Edenmum2 · 22/06/2026 20:49

Kingfisherfly · 22/06/2026 20:17

I haven't made any judgement anywhere. I asked a question.

Your title is ‘adorable child didn’t say please once’…..you’re honestly saying that there is no judgement there??! You then go on to suggest it’s because of gentle parenting from an older parent….again - no judgement? Ok then.

NorthernDancer · 22/06/2026 20:51

Our DGS is now six and has never been taught any manners whatsoever. No please, thank you, hello, goodbye, ever. His DPs clearly don't think it's important. Sadly, we do and it makes things awkward.

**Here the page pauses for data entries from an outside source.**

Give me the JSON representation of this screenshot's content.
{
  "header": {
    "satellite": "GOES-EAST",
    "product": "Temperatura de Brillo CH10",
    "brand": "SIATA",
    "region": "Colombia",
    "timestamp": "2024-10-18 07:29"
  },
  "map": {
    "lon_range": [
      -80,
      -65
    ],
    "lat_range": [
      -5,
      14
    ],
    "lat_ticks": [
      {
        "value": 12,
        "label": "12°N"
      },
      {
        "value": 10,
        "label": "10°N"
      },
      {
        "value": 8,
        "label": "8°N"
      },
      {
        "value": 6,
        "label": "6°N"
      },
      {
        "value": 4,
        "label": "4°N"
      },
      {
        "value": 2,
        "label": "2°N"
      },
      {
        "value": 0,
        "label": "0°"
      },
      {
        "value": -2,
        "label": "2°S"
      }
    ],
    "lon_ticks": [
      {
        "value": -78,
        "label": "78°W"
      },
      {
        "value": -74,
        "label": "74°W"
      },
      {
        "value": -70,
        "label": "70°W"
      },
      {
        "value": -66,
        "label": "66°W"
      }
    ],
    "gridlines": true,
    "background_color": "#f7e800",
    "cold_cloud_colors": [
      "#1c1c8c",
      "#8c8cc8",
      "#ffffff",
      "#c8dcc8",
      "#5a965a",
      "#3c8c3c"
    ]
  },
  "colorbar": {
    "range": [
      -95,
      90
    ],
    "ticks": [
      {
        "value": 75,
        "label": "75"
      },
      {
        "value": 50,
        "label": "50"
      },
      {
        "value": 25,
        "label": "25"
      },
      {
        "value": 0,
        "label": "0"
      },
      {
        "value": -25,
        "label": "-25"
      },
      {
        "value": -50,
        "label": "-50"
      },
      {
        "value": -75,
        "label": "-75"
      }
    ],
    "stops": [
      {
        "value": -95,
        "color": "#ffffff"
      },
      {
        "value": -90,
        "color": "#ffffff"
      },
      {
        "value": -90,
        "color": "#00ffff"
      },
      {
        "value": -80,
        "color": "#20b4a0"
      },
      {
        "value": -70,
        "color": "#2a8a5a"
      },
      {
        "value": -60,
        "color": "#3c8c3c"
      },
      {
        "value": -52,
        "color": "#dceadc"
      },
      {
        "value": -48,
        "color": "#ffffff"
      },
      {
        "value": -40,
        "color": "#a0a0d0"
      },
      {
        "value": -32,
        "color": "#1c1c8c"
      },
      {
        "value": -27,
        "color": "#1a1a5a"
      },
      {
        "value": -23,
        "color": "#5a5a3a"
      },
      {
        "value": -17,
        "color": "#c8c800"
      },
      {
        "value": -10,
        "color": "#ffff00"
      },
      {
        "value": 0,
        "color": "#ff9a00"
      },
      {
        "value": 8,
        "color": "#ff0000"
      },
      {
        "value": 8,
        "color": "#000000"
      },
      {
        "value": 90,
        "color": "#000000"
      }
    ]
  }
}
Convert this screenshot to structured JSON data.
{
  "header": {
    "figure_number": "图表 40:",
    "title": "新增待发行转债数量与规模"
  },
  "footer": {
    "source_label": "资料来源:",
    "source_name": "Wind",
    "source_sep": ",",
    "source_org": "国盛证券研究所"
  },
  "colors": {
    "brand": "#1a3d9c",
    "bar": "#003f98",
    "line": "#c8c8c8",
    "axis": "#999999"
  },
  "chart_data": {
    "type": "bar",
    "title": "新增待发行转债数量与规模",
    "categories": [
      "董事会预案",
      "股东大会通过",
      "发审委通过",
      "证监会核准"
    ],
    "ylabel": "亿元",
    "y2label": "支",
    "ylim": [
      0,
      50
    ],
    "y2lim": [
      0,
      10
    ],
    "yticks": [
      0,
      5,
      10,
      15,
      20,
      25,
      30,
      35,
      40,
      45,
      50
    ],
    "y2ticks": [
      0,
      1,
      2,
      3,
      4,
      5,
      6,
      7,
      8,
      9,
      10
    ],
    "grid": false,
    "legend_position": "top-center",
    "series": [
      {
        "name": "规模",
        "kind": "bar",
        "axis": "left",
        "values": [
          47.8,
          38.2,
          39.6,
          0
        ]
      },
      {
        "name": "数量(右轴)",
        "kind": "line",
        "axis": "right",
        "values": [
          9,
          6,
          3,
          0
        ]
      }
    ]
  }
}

notatinydancer · 22/06/2026 20:53

Papoy · 22/06/2026 20:05

I don't get this obsession with please and thank yous.... It is performative and that trains children to say things they don't mean.

You are offering her a drink and she is saying what she wants, isn't that enough? You are only going to hand her a drink, not going to donate your kidney ?

It’s not performative it’s very basic manners. Extremely rude not to say please and thank you.

JohnnieFedora · 22/06/2026 20:59

BoredZelda · 22/06/2026 20:17

Missing a single word doesn’t mean children are impolite. If a child is constantly interrupting you with an “excuse me” does that make them polite? If they are otherwise well behaved, missing a please isn’t a problem.

It's rude.

You carry on raising your children without manners. And I'll raise mine with them.

crackofdoom · 22/06/2026 21:03

imaravenGRONKGRONK · 22/06/2026 19:37

was there also an elephant aiding and abetting her in her pursuit of snacks?

😆 Great idea for a present for her next birthday there! (Even if The Elephant and the Bad Baby is a bit young for a 9 year old)

crackofdoom · 22/06/2026 21:05

ThatBlueJumper · 22/06/2026 20:45

When I was in primary school…. The few children with old age parents (50+), were not adequately parented. I remember my mum telling me it was the same when she was at school when I was asking why X, Y and Z don’t get told off for….
I know this post will ruffle some feathers…, but I still think this is generally true. I will add I know a lovely girl who is 10 with parents mid and late 50s, she always calls adults Mrs/Miss/Mr X and asks what their surname is if she doesn’t know and is very polite and lovely. So I’m not saying this is always true, but it has been a pattern for a long time….

Well I'm an "old age parent", and I can assure you that I've drummed good manners into my DC!

thaisweetchill · 22/06/2026 21:05

i once corrected a 65 year old man as he asked my colleague to do something and didn’t say please, it’s a default for me being a parent as we have instilled this in our child. There’s no reason not to say please and it would have annoyed me also.

Thatcannotberight · 22/06/2026 21:09

I feel quite ragey if children don't say please and thank you. We share a lot of lifts for Scouts ( so 10-14 and old enough to know better.) All the boys are polite and say please and thank you, except one. I gave him a couple of chances, then he didn't get a lift again. My DS definitely has manners, my friend would definitely tell me and pull him up on it if he didn't.

PrincessOfPreschool · 22/06/2026 21:10

imaravenGRONKGRONK · 22/06/2026 19:37

was there also an elephant aiding and abetting her in her pursuit of snacks?

I was about to suggest The Elephant the Bad Baby for her Christmas present!